Back from the dead: Gilbert’s potoroo
SHE’S KNOWN SIMPLY as 216. But she’s unquestionably special, and as the small, black bag is peeled back to reveal her long snout and large dark eyes she’s greeted with a hushed ripple of reverential “oohs” and “aahs”.
This is the 216th Gilbert’s potoroo to be counted since the species was rediscovered in 1994 after a century on our list of extinct mammals. One of just 100 that remain, this is arguably the world’s rarest marsupial: a rabbit-sized, wallaby-like, ball of soft fur that lives almost exclusively on native truffles.
We’re in a bush enclosure near Two Peoples Bay Nature Reserve, on the south coast of Western Australia. And the small audience being given this rare viewing includes volunteers who’ve been labouring to maintain the 8.2km predator-proof fence surrounding a new 380ha reserve, where 216 will eventually be released. “It’s such a privilege,” whispers Jonica Foss, of Perth, here to pull plants from around the fence to stop cats clambering over. “To think there are so few left and we’ve just seen one!”
The man who’s headed the recovery program since it began in 1999 is Dr Tony Friend, a scientist with WA’s Department of Environment and Conservation. When we last spoke to him about the potoroo’s plight (AG 88) there was little good news. The only natural population, at Two Peoples Bay, had been secured but was at maximum capacity of about 30. The species still hung on a knife edge with the real threat that one fire could wipe it out for good.
Gilbert’s potoroo is the comeback king
“We tried captive breeding,” Tony says. “And other things, like cross-fostering – using surrogates from another potoroo species to raise babies.” But all had proved expensive with little success.
Then, in 2005, the decision was made to risk a couple of adults to establish an ‘ark’ population on 800ha Bald Island, 25km east of Two Peoples Bay. It had already been used with success to build a population of noisy scrub birds, another species rediscovered in the 1960s at Two Peoples Bay (see map, below). The calculated gamble on Bald Island – which is free from the foxes and feral cats that have been largely responsible for the demise of Gilbert’s potoroo and so many other mammal and bird species – worked.

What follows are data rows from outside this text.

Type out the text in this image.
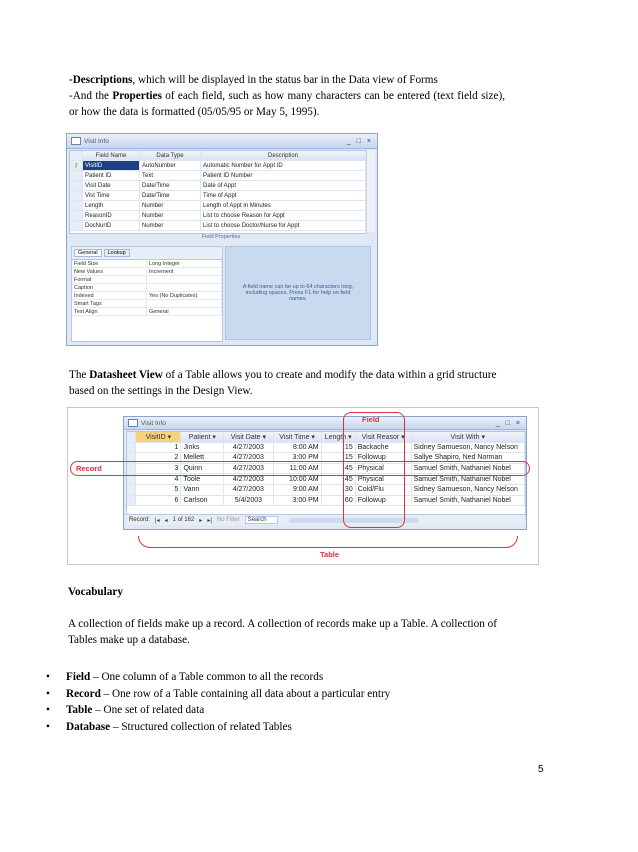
-Descriptions, which will be displayed in the status bar in the Data view of Forms
-And the Properties of each field, such as how many characters can be entered (text field size), or how the data is formatted (05/05/95 or May 5, 1995).
Visit Info	_ □ ×
	Field Name	Data Type	Description
⚷	VisitID	AutoNumber	Automatic Number for Appt ID
	Patient ID	Text	Patient ID Number
	Visit Date	Date/Time	Date of Appt
	Vist Time	Date/Time	Time of Appt
	Length	Number	Length of Appt in Minutes
	ReasonID	Number	List to choose Reason for Appt
	DocNurID	Number	List to choose Doctor/Nurse for Appt
Field Properties
General	Lookup
Field Size	Long Integer
New Values	Increment
Format	
Caption	
Indexed	Yes (No Duplicates)
Smart Tags	
Text Align	General
A field name can be up to 64 characters long, including spaces. Press F1 for help on field names.
The Datasheet View of a Table allows you to create and modify the data within a grid structure based on the settings in the Design View.
Visit Info	_ □ ×
	VisitID ▾	Patient ▾	Visit Date ▾	Visit Time ▾	Length ▾	Visit Reasor ▾	Visit With ▾
	1	Jinks	4/27/2003	8:00 AM	15	Backache	Sidney Samueson, Nancy Nelson
	2	Mellett	4/27/2003	3:00 PM	15	Followup	Sallye Shapiro, Ned Norman
	3	Quinn	4/27/2003	11:00 AM	45	Physical	Samuel Smith, Nathaniel Nobel
	4	Toole	4/27/2003	10:00 AM	45	Physical	Samuel Smith, Nathaniel Nobel
	5	Vann	4/27/2003	9:00 AM	30	Cold/Flu	Sidney Samueson, Nancy Nelson
	6	Carlson	5/4/2003	3:00 PM	60	Followup	Samuel Smith, Nathaniel Nobel
Record: |◂ ◂ 1 of 162 ▸ ▸| No Filter	Search
Field
Record
Table
Vocabulary
A collection of fields make up a record. A collection of records make up a Table. A collection of Tables make up a database.
• Field – One column of a Table common to all the records
• Record – One row of a Table containing all data about a particular entry
• Table – One set of related data
• Database – Structured collection of related Tables
5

After 10 potoroos were released on Bald Island they began breeding, and by early 2010 numbers were great enough to start a second mainland population. Work finished on the new feral-free enclosure where 216 will eventually be released, and at the time of going to press there’d been three mainland releases of Bald Island potoroos and a fourth helicopter airlift of animals was being planned for later this year.
With the Gilbert’s potoroo population now at a little more than three times what it was when it was rediscovered in 1994 and spread across three locations, Tony’s finally comfortable in acknowledging the species has a good chance. “Although,” he cautions – after giving 216 a health check and gently releasing her back into her temporary bush home – “we’ve still got a long way to go.”